Sara and I are just winding up a beautiful vacation in the Sierras, and that included an extended weekend where our family was able to join us, as well as a few others who often hang out with us when we get together. Our last meal was pizza on the deck and looking around at those who sat around my table that night and listening to the laughter and expressions of love for each other, I was overwhelmed with gratefulness for the people God has surrounded my life with in these days. I love them all so much and am blessed by any time we get to share life together.
When family life is good, it is very good. It encompasses people of all ages that have lifelong connections, however long that life has been. It was only five years for my grandson and so many more for my ninety-one year-old dad. Many of us spent as long as a week together without any of the drama so many families experience. We lived together, cooked together, cleaned up together, and played together with everyone pitching in to help and no hurt feelings or people pushed to do what they don’t want to do. It was free-flowing, enriching, and loads of fun. Life in a family like that is so renewing, of course the primary image used to describe the church in the New Testament is of a healthy family under the most amazing Father in the universe.
At the same time I am well aware that this isn’t every family’s experience. Sara and I have both had some challenges in our extended families over the years that made such gatherings awkward and at times even painful. In addition my email is filled with people who are suffering from the pain of dysfunctional families—with absent or uninvolved parents, manipulative siblings, and constant expectations and hurt feelings no one can satisfy. When family is good it is very good, and when it is painful it is incredibly painful.
Whatever your experience with family, painful or not, we all have a better family we belong to. Jesus is building his church out of people who are learning to live in the love of his Father, so they can share it freely with others. You’ll notice it taking shape around you when you meet people who don’t hold expectations for you or seek to manipulate you to their own ends. They love others as freely as they have been loved by God, and look to share their lives in helping care for others around them. If you don’t know people like that, let God make you a person like that. Only those extravagantly loved can love with extravagance. Learn to live in that reality and you won’t need to use others to meet your own needs. Then we can uncover the glorious treasure that other people are around us, even at their most broken, and find ourselves in a family as full of care, love and joy as the most healthy family on the planet.
And if you have family life like that, keep an eye out for others who could benefit being involved with yours and invite them to join you. There is no greater environment to discover God’s love and for people to relax into his life than a family that knows how to love, laugh, and celebrate God’a life together.

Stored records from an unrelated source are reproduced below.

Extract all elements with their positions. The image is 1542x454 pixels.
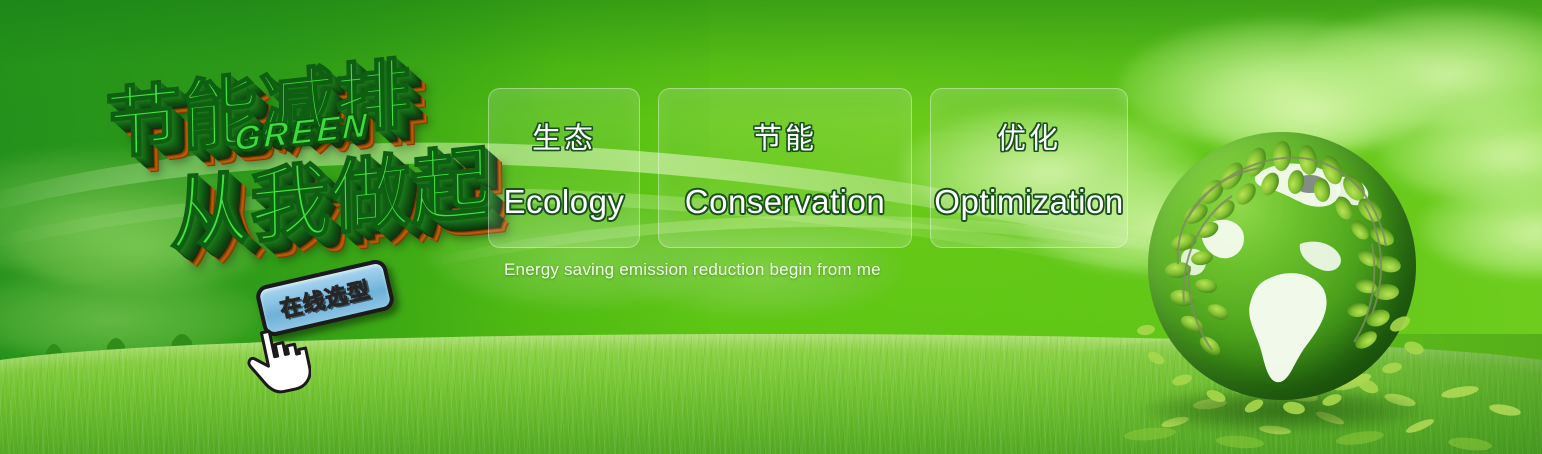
globe-sphere: [1148, 132, 1416, 400]
feature-card-cn-label: 生态: [532, 115, 596, 157]
banner-subtitle: Energy saving emission reduction begin f…: [504, 260, 881, 280]
feature-card-optimization[interactable]: 优化 Optimization: [930, 88, 1128, 248]
feature-card-ecology[interactable]: 生态 Ecology: [488, 88, 640, 248]
feature-card-en-label: Ecology: [504, 183, 625, 221]
leafy-earth-globe-icon: [1128, 118, 1436, 426]
feature-card-cn-label: 优化: [997, 115, 1061, 157]
feature-card-conservation[interactable]: 节能 Conservation: [658, 88, 912, 248]
headline-block: 节能减排 GREEN 从我做起: [85, 16, 507, 287]
feature-card-group: 生态 Ecology 节能 Conservation 优化 Optimizati…: [488, 88, 1128, 248]
feature-card-cn-label: 节能: [753, 115, 817, 157]
cta-button-label: 在线选型: [277, 272, 374, 324]
green-energy-banner: 节能减排 GREEN 从我做起 在线选型 生态 Ecology 节能 Conse…: [0, 0, 1542, 454]
globe-continents: [1148, 132, 1416, 400]
feature-card-en-label: Conservation: [685, 183, 885, 221]
feature-card-en-label: Optimization: [934, 183, 1123, 221]
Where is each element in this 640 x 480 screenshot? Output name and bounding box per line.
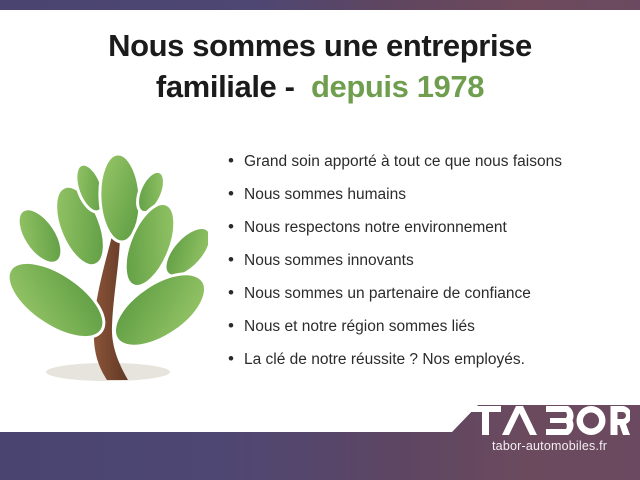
page-title: Nous sommes une entreprise familiale - d… xyxy=(0,26,640,108)
bullet-marker-icon: • xyxy=(228,218,244,235)
bullet-marker-icon: • xyxy=(228,350,244,367)
headline-line-1: Nous sommes une entreprise xyxy=(0,26,640,67)
slide-canvas: Nous sommes une entreprise familiale - d… xyxy=(0,0,640,480)
brand-tagline[interactable]: tabor-automobiles.fr xyxy=(492,439,635,453)
list-item-label: Nous sommes humains xyxy=(244,187,406,203)
bullet-marker-icon: • xyxy=(228,152,244,169)
list-item: • Nous sommes un partenaire de confiance xyxy=(228,284,628,317)
list-item-label: La clé de notre réussite ? Nos employés. xyxy=(244,352,525,368)
list-item-label: Nous sommes innovants xyxy=(244,253,414,269)
bullet-marker-icon: • xyxy=(228,185,244,202)
list-item-label: Nous sommes un partenaire de confiance xyxy=(244,286,531,302)
footer-band: tabor-automobiles.fr xyxy=(0,398,640,480)
headline-line-2: familiale - depuis 1978 xyxy=(0,67,640,108)
list-item-label: Nous et notre région sommes liés xyxy=(244,319,475,335)
list-item: • Nous et notre région sommes liés xyxy=(228,317,628,350)
list-item: • La clé de notre réussite ? Nos employé… xyxy=(228,350,628,383)
list-item: • Nous sommes innovants xyxy=(228,251,628,284)
list-item: • Nous sommes humains xyxy=(228,185,628,218)
list-item-label: Grand soin apporté à tout ce que nous fa… xyxy=(244,154,562,170)
brand-logo[interactable]: tabor-automobiles.fr xyxy=(470,406,635,453)
tabor-wordmark-icon xyxy=(470,406,630,436)
bullet-marker-icon: • xyxy=(228,317,244,334)
top-accent-bar xyxy=(0,0,640,10)
list-item-label: Nous respectons notre environnement xyxy=(244,220,507,236)
list-item: • Grand soin apporté à tout ce que nous … xyxy=(228,152,628,185)
family-tree-illustration xyxy=(8,140,208,392)
bullet-marker-icon: • xyxy=(228,284,244,301)
list-item: • Nous respectons notre environnement xyxy=(228,218,628,251)
value-proposition-list: • Grand soin apporté à tout ce que nous … xyxy=(228,152,628,383)
headline-accent: depuis 1978 xyxy=(311,69,484,104)
bullet-marker-icon: • xyxy=(228,251,244,268)
headline-prefix: familiale xyxy=(156,69,276,104)
headline-dash: - xyxy=(285,69,295,104)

Some other notes of interest:
This coming Thursday, August 18, Sara and I will be gathering with brothers and sisters just down the mountain where we’ve been staying. We’ll meet at a private home in Clovis, CA. If you want details you can get them from our travel page. Just email Amy to RSVP and get details for location. We would love to have you join us.
Also, I was recently interviewed for The Love Cast, a podcast hosted by a friend of mine, Jamal Jivanjee, who has an interesting journey of his own paying quite a price to help encourage the church Jesus is building in the world. We talked about my journey of learning to live loved. Our conversation is Episode 8. We finish the conversation in a second part that will appear next week as Episode 9.
1 thought on “Of Course It Would Be a Family”
Thank you a million times over for your comments about what a loving and loved family looks like! I have just spent the day with my children, grandchildren and a great grandchild. We have previously experienced trauma, loss, anger, revenge, and brokeness, but today I was observing a very loved and loving family that outdid one another in kindness and helpfulness and sensitivity. Wayne, you have been an integral part of the healing that we have observed. Thank you!
We are redeemed and will continue to grown in His love!